In his 30 years as leader of Iron MaidenBruce Dickinson has been a rock star, pilot, fencer, moviemaker, entrepreneur, radio host, author, cancer survivor and probably a few other vocations I'm missing. His remarkable life is chronicled in his autobiography What Does This Button Do?

Dickinson, now 59, actually wrote the manuscript in longhand, forgoing a ghostwriter. He's a gifted writer, quick with the turn of a phrase and bringing the reader along for the ride. Dickinson is withholding about his personal life, but it's his magic and career that fans want the dirt on, and on that front he generally delivers. He recounts how he got his start, eventually joining Samson and then receiving his big break as the vocalist of Iron Maiden.

He entered a whirlwind filled with riches and rewards, but also a lot of stress and pressure ranging from the strain on his singing voice to battles with Steve Harris on where the microphones and monitors would be on the stage. Humorous tales from the road abound along with more serious moments like a perspective-changing trip to play in war-torn Sarajevo. Dickinson also recounts stories of how albums were created, which also helps to explain some of the tension within the band.

The singer eventually walked away from Maiden and released several successful solo albums before rejoining the band. During some Maiden downtime, we learn that there also could have been a heavy metal take on The Three Tenors including Ronnie James Dio, Rob Halford and Dickinson. Manager Rod Smallwood wanted Queensryche's Geoff Tate instead of Dio, but a meeting where Dickinson and Tate didn't see eye to eye sealed the fate of the project.

Aviation is Dickinson's other great love, and after getting his pilot's license, the singer immersed himself in his love of the skies. There are a lot of entertaining flying stories in the book, from a harrowing solo jaunt to Las Vegas to getting a day job of flying commercial jetliners to piloting planes that took Maiden around the world.

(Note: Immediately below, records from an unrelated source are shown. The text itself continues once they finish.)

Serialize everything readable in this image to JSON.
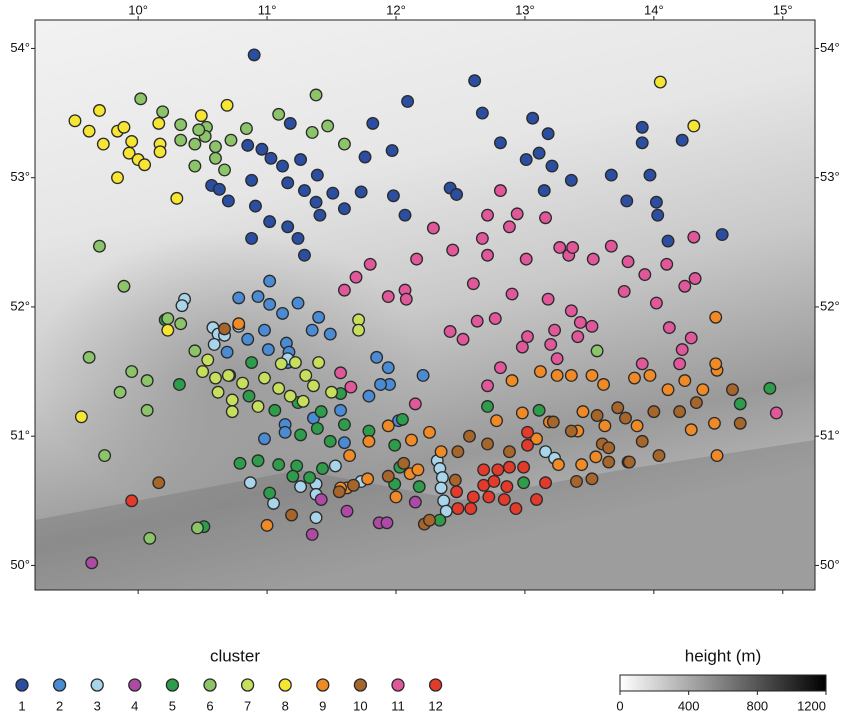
{
  "chart_data": {
    "type": "scatter",
    "xlim": [
      9.2,
      15.25
    ],
    "ylim": [
      49.81,
      54.22
    ],
    "xticks": [
      {
        "value": 10,
        "label": "10°"
      },
      {
        "value": 11,
        "label": "11°"
      },
      {
        "value": 12,
        "label": "12°"
      },
      {
        "value": 13,
        "label": "13°"
      },
      {
        "value": 14,
        "label": "14°"
      },
      {
        "value": 15,
        "label": "15°"
      }
    ],
    "yticks": [
      {
        "value": 50,
        "label": "50°"
      },
      {
        "value": 51,
        "label": "51°"
      },
      {
        "value": 52,
        "label": "52°"
      },
      {
        "value": 53,
        "label": "53°"
      },
      {
        "value": 54,
        "label": "54°"
      }
    ],
    "legend_title": "cluster",
    "series": [
      {
        "name": "1",
        "color": "#2b4ea0",
        "x": [
          10.9,
          12.61,
          12.09,
          12.67,
          13.06,
          11.18,
          11.82,
          13.18,
          13.91,
          13.91,
          14.22,
          12.81,
          10.85,
          10.96,
          11.03,
          11.12,
          11.26,
          11.39,
          11.76,
          11.97,
          13.01,
          13.11,
          13.21,
          13.67,
          13.97,
          13.36,
          10.57,
          10.63,
          10.7,
          10.88,
          11.16,
          11.29,
          11.38,
          11.51,
          11.73,
          11.98,
          12.42,
          12.47,
          13.15,
          13.79,
          14.02,
          14.03,
          10.91,
          11.02,
          11.16,
          11.24,
          11.29,
          11.6,
          12.07,
          14.11,
          14.53,
          10.88,
          11.41
        ],
        "y": [
          53.95,
          53.75,
          53.59,
          53.5,
          53.46,
          53.42,
          53.42,
          53.34,
          53.39,
          53.27,
          53.29,
          53.27,
          53.25,
          53.22,
          53.15,
          53.09,
          53.14,
          53.02,
          53.16,
          53.21,
          53.14,
          53.19,
          53.09,
          53.02,
          53.02,
          52.98,
          52.94,
          52.91,
          52.82,
          52.98,
          52.96,
          52.9,
          52.81,
          52.88,
          52.89,
          52.86,
          52.92,
          52.87,
          52.9,
          52.82,
          52.81,
          52.71,
          52.78,
          52.66,
          52.62,
          52.53,
          52.4,
          52.76,
          52.71,
          52.51,
          52.56,
          52.53,
          52.71
        ]
      },
      {
        "name": "2",
        "color": "#4a8bd3",
        "x": [
          10.78,
          10.93,
          11.02,
          11.02,
          11.12,
          11.24,
          11.4,
          10.98,
          10.85,
          10.69,
          11.01,
          11.15,
          11.17,
          11.35,
          11.49,
          11.85,
          11.94,
          11.95,
          11.88,
          12.21,
          11.79,
          11.14,
          11.14,
          10.98,
          11.36,
          11.57,
          11.6,
          12.02,
          10.71,
          11.16
        ],
        "y": [
          52.07,
          52.08,
          52.2,
          52.02,
          51.95,
          52.03,
          51.92,
          51.82,
          51.75,
          51.65,
          51.67,
          51.72,
          51.65,
          51.82,
          51.79,
          51.61,
          51.53,
          51.4,
          51.4,
          51.47,
          51.31,
          51.09,
          51.03,
          50.98,
          51.14,
          51.2,
          50.95,
          51.12,
          51.47,
          51.57
        ]
      },
      {
        "name": "3",
        "color": "#a8d5ea",
        "x": [
          10.36,
          10.34,
          10.58,
          10.62,
          10.59,
          10.67,
          10.78,
          11.16,
          10.87,
          11.05,
          11.26,
          11.38,
          11.38,
          11.38,
          11.53,
          11.73,
          12.32,
          12.34,
          12.36,
          12.35,
          12.37,
          12.39,
          13.16,
          13.23
        ],
        "y": [
          52.06,
          52.01,
          51.84,
          51.79,
          51.71,
          51.78,
          51.85,
          51.6,
          50.64,
          50.48,
          50.61,
          50.63,
          50.55,
          50.37,
          50.77,
          50.65,
          50.81,
          50.75,
          50.68,
          50.6,
          50.5,
          50.42,
          50.88,
          50.83
        ]
      },
      {
        "name": "4",
        "color": "#ad4aa6",
        "x": [
          9.64,
          11.42,
          11.62,
          11.87,
          11.93,
          11.35,
          12.15
        ],
        "y": [
          50.02,
          50.51,
          50.42,
          50.33,
          50.33,
          50.24,
          50.49
        ]
      },
      {
        "name": "5",
        "color": "#2e9c4a",
        "x": [
          10.21,
          10.32,
          10.86,
          10.88,
          11.06,
          11.24,
          11.42,
          11.57,
          11.39,
          11.26,
          11.49,
          11.6,
          10.79,
          10.93,
          11.09,
          11.23,
          11.33,
          11.43,
          11.02,
          11.2,
          11.79,
          11.99,
          12.03,
          11.99,
          12.18,
          12.05,
          12.71,
          13.11,
          12.99,
          10.51,
          12.34,
          14.9,
          14.67
        ],
        "y": [
          51.9,
          51.4,
          51.31,
          51.57,
          51.2,
          51.26,
          51.19,
          51.33,
          51.06,
          51.01,
          50.96,
          51.09,
          50.79,
          50.81,
          50.78,
          50.77,
          50.68,
          50.75,
          50.56,
          50.69,
          51.04,
          50.93,
          50.76,
          50.63,
          50.61,
          51.13,
          51.23,
          51.2,
          50.64,
          50.3,
          50.35,
          51.37,
          51.25
        ]
      },
      {
        "name": "6",
        "color": "#8cc46a",
        "x": [
          10.02,
          10.19,
          10.33,
          10.53,
          10.52,
          10.47,
          10.33,
          10.44,
          10.6,
          10.72,
          10.84,
          11.09,
          11.38,
          11.35,
          11.47,
          11.6,
          10.44,
          10.67,
          10.6,
          9.7,
          9.89,
          10.23,
          10.33,
          9.62,
          9.86,
          9.95,
          10.07,
          10.07,
          9.74,
          10.09,
          10.46,
          13.56,
          10.44
        ],
        "y": [
          53.61,
          53.51,
          53.41,
          53.39,
          53.32,
          53.37,
          53.29,
          53.26,
          53.24,
          53.29,
          53.38,
          53.49,
          53.64,
          53.35,
          53.4,
          53.26,
          53.09,
          53.06,
          53.15,
          52.47,
          52.16,
          51.91,
          51.87,
          51.61,
          51.34,
          51.5,
          51.43,
          51.2,
          50.85,
          50.21,
          50.29,
          51.66,
          51.66
        ]
      },
      {
        "name": "7",
        "color": "#c6df5c",
        "x": [
          10.54,
          10.5,
          10.7,
          10.62,
          10.73,
          10.81,
          10.73,
          10.93,
          10.98,
          11.09,
          11.18,
          11.11,
          11.22,
          11.3,
          11.36,
          11.28,
          11.4,
          11.5,
          11.71,
          11.71,
          10.6
        ],
        "y": [
          51.59,
          51.5,
          51.47,
          51.34,
          51.28,
          51.41,
          51.19,
          51.23,
          51.45,
          51.37,
          51.31,
          51.56,
          51.57,
          51.47,
          51.39,
          51.27,
          51.57,
          51.34,
          51.9,
          51.82,
          51.45
        ]
      },
      {
        "name": "8",
        "color": "#f6e532",
        "x": [
          9.51,
          9.62,
          9.7,
          9.73,
          9.84,
          9.89,
          9.95,
          9.93,
          10.0,
          10.05,
          10.17,
          10.16,
          10.17,
          9.84,
          10.3,
          10.49,
          10.69,
          10.23,
          9.56,
          14.05,
          14.31
        ],
        "y": [
          53.44,
          53.36,
          53.52,
          53.26,
          53.36,
          53.39,
          53.28,
          53.19,
          53.14,
          53.1,
          53.26,
          53.42,
          53.2,
          53.0,
          52.84,
          53.48,
          53.56,
          51.82,
          51.15,
          53.74,
          53.4
        ]
      },
      {
        "name": "9",
        "color": "#f08a26",
        "x": [
          10.78,
          13.12,
          13.25,
          13.36,
          13.52,
          12.9,
          13.85,
          13.97,
          14.24,
          14.49,
          14.48,
          14.48,
          14.11,
          14.38,
          13.61,
          12.78,
          12.98,
          13.19,
          13.41,
          13.62,
          13.87,
          14.29,
          14.47,
          14.49,
          13.45,
          11.94,
          12.12,
          12.26,
          12.35,
          11.79,
          11.62,
          11.78,
          12.11,
          12.0,
          12.17,
          11.0,
          11.57,
          11.64,
          13.09,
          13.26,
          13.44,
          13.55,
          13.8
        ],
        "y": [
          51.87,
          51.5,
          51.47,
          51.47,
          51.47,
          51.43,
          51.45,
          51.47,
          51.43,
          51.51,
          51.92,
          51.56,
          51.36,
          51.36,
          51.4,
          51.12,
          51.18,
          51.11,
          51.04,
          51.08,
          51.08,
          51.05,
          51.1,
          50.85,
          51.19,
          51.08,
          50.97,
          51.03,
          50.88,
          50.96,
          50.6,
          50.67,
          50.71,
          50.53,
          50.74,
          50.31,
          50.6,
          50.85,
          50.98,
          50.78,
          50.78,
          50.84,
          50.8
        ]
      },
      {
        "name": "10",
        "color": "#a5652b",
        "x": [
          10.67,
          10.16,
          11.19,
          11.56,
          11.67,
          11.94,
          12.06,
          12.22,
          12.26,
          12.46,
          12.57,
          12.71,
          12.48,
          12.88,
          13.36,
          13.6,
          13.65,
          13.65,
          13.81,
          13.91,
          14.04,
          13.72,
          13.78,
          14.0,
          14.2,
          14.33,
          14.61,
          14.67,
          13.4,
          13.52,
          13.22,
          13.56
        ],
        "y": [
          51.83,
          50.64,
          50.39,
          50.57,
          50.62,
          50.69,
          50.79,
          50.32,
          50.35,
          50.66,
          51.0,
          50.94,
          50.88,
          50.88,
          51.04,
          50.94,
          50.91,
          50.8,
          50.8,
          50.96,
          50.85,
          51.22,
          51.14,
          51.19,
          51.19,
          51.26,
          51.36,
          51.1,
          50.65,
          50.67,
          51.11,
          51.16
        ]
      },
      {
        "name": "11",
        "color": "#e0579a",
        "x": [
          12.81,
          12.94,
          12.71,
          12.88,
          13.16,
          12.29,
          12.44,
          12.67,
          12.71,
          12.16,
          13.01,
          13.27,
          13.34,
          13.37,
          13.53,
          13.67,
          13.8,
          13.93,
          14.1,
          14.31,
          14.32,
          14.24,
          13.77,
          14.02,
          11.8,
          11.6,
          11.69,
          11.94,
          12.07,
          12.08,
          12.6,
          12.9,
          13.18,
          13.36,
          12.77,
          12.63,
          12.42,
          12.52,
          13.02,
          12.98,
          13.23,
          13.43,
          13.52,
          13.41,
          13.2,
          14.12,
          14.22,
          14.29,
          14.2,
          13.25,
          12.81,
          12.71,
          11.57,
          11.65,
          12.15,
          13.91,
          14.95
        ],
        "y": [
          52.9,
          52.72,
          52.71,
          52.62,
          52.69,
          52.61,
          52.44,
          52.53,
          52.4,
          52.37,
          52.37,
          52.46,
          52.4,
          52.46,
          52.37,
          52.47,
          52.35,
          52.25,
          52.33,
          52.54,
          52.22,
          52.16,
          52.12,
          52.03,
          52.33,
          52.13,
          52.23,
          52.08,
          52.13,
          52.06,
          52.18,
          52.1,
          52.06,
          51.97,
          51.91,
          51.89,
          51.81,
          51.75,
          51.77,
          51.69,
          51.82,
          51.88,
          51.85,
          51.77,
          51.71,
          51.84,
          51.67,
          51.76,
          51.56,
          51.6,
          51.53,
          51.39,
          51.49,
          51.38,
          51.25,
          51.56,
          51.18
        ]
      },
      {
        "name": "12",
        "color": "#e23a2b",
        "x": [
          9.95,
          12.68,
          12.79,
          12.88,
          12.99,
          12.68,
          12.76,
          12.86,
          12.6,
          12.72,
          12.84,
          12.93,
          12.58,
          12.47,
          12.48,
          13.02,
          13.02,
          13.09,
          13.16
        ],
        "y": [
          50.5,
          50.74,
          50.74,
          50.76,
          50.76,
          50.62,
          50.65,
          50.61,
          50.53,
          50.53,
          50.51,
          50.44,
          50.44,
          50.57,
          50.44,
          51.03,
          50.93,
          50.51,
          50.64
        ]
      }
    ],
    "colorbar": {
      "title": "height (m)",
      "lim": [
        0,
        1200
      ],
      "ticks": [
        0,
        400,
        800,
        1200
      ],
      "colors": [
        "#ffffff",
        "#000000"
      ]
    }
  }
}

Passion and dedication to a hobby or interest is a recurring theme throughout the book. Dickinson seems unable to casually do something, instead embracing it wholeheartedly and becoming as skilled as possible. That was the case with fencing as well, where he hired world class coaches and spent endless hours practicing.

That same resolve and dedication was also evident when he battled neck and throat cancer a couple of years ago. He was told of someone else who had recovered from the same illness and said he would do it faster, and he did. He pulls no punches in how difficult and painful the disease and treatments are.

What Dickinson chooses to share in the book is illuminating, interesting and very entertaining. What you won't read about is his personal life. While he opens up some about a difficult upbringing -- he didn't live with his parents for the first few years of his life and was then shipped off to boarding school -- there is no mention of wives, relationships or his children. In the afterward, he writes he made a personal executive decision of “no births, marriages or divorces of me or anybody else.”

The book could have been even more interesting if some of those elements were included, but it may have made it considerably longer, and its current length of just under 400 pages is just about right. What Does This Button Do?: An Autobiography is a very compelling read about someone who is much more than just the guy who sings for Iron Maiden. Dickinson is extremely likable, and in addition to being regaled with stories from someone you wish was your friend, you'll glean some life lessons that will last long after you close the book.